Test how well AI agents understand, extract, and reason over real-world legal contracts.

What this task tests

Can the model read a real-world contract PDF and answer questions about it accurately, without hedging or hallucinating?

Every question has a single right answer that's literally in the document — a number, a date, a yes/no, an Act of Parliament, or a calculation derived from clauses in Section 6. The judge is harsh: agents that hedge ("I cannot determine from the document…"), skip parts of multi-part questions, or use the wrong format fail the case outright. No partial credit.

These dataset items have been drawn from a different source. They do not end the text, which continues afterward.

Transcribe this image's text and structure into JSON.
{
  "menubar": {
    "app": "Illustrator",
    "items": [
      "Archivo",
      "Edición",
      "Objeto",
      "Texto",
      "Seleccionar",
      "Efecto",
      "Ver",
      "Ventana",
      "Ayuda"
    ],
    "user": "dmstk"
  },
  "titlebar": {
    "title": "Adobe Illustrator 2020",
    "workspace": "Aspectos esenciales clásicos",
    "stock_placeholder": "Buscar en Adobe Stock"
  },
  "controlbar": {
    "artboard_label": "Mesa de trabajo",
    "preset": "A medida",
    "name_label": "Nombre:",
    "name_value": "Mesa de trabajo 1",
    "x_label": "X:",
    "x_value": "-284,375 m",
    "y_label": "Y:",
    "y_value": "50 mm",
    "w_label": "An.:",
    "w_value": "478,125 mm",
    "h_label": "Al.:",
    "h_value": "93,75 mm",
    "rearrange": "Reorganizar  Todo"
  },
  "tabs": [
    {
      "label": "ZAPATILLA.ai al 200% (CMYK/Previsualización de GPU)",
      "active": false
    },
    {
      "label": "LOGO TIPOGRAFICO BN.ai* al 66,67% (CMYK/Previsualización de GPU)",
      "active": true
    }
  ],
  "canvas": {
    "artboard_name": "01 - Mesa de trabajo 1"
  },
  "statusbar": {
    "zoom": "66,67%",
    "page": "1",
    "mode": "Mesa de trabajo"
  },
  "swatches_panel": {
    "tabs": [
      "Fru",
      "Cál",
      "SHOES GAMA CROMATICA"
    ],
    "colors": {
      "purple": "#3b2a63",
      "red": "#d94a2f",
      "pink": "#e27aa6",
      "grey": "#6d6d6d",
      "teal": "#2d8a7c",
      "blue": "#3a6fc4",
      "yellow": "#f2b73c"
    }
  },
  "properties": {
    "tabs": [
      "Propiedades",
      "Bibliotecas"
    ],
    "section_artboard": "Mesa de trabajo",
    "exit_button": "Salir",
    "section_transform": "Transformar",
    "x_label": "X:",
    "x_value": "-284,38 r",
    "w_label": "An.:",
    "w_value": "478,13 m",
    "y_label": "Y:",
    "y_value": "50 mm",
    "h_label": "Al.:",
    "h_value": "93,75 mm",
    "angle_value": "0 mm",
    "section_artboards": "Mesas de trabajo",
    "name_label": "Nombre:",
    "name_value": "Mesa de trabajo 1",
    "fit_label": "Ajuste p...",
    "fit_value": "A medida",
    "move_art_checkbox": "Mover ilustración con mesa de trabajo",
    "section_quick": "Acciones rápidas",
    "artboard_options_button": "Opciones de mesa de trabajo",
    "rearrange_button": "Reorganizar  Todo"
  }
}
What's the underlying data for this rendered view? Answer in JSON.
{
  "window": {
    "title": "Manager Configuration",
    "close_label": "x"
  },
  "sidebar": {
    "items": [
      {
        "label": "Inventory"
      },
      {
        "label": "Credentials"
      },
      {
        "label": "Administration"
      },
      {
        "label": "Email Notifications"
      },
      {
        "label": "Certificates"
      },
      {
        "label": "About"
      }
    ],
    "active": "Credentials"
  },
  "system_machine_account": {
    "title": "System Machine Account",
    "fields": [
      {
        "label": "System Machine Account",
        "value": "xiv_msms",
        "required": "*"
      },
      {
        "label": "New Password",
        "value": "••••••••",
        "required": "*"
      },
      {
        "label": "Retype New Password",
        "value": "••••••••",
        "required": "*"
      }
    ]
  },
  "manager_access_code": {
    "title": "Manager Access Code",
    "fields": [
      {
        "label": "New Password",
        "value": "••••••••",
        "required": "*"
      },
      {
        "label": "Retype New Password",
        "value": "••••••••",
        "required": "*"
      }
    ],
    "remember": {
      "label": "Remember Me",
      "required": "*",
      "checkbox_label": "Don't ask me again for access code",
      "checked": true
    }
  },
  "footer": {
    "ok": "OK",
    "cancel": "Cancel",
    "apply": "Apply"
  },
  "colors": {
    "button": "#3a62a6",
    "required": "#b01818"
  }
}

The 19 cases break down as:

Category	Count	Example
`money`	6	Monthly rent in year 2; total rent over fixed term
`dates`	1	Tenancy start date (DD/MM/YYYY)
`clauses`	8	Break clause present? Deposit scheme name? Governing Act?
`deposit`	1	What happens if a deposit dispute remains unresolved?
`scenario`	1	Early surrender 22 months in: compute the total cost owed
`scenario_reasoning`	1	If replacement tenant pays higher rent, does the original tenant benefit?

Input

Per case the agent receives:

INPUTS["question.txt"] — a single-line natural-language question
INPUTS["document.pdf"] — the AST PDF (~1.8 MB, identical across all 19 cases)

Expected output

A plain answer printed to stdout. Plain text or {"answer": "..."} JSON — both work. The agent must:

Commit to a single answer (no "it depends", no "as an AI…")
Match the requested format when one is specified (DD/MM/YYYY, yes/no, 'N/A' if not specified, etc.)
For multi-part questions, answer all parts — one-word answers that skip the explanation are rejected
For scenario questions, show the calculation and give the final number

The judge scores each case 1.0 (pass) or 0.0 (fail). A run passes if ≥80% of scored cases pass.

Purpose

This eval exists to answer a practical question: which model can read a contract PDF reliably, and among the ones that can, which is the cheapest?

Contract review is a real-world task where accuracy is non-negotiable but cost adds up fast — you're paying per page, per document, per tenant. A model that's 95% accurate at 1/10 the price of a frontier model is the better business choice. This task surfaces exactly that trade-off: the leaderboard reports both the score and the cost per run, so you can pick the cheapest model that still clears the accuracy bar you need.

If two models score identically, the cheaper one wins.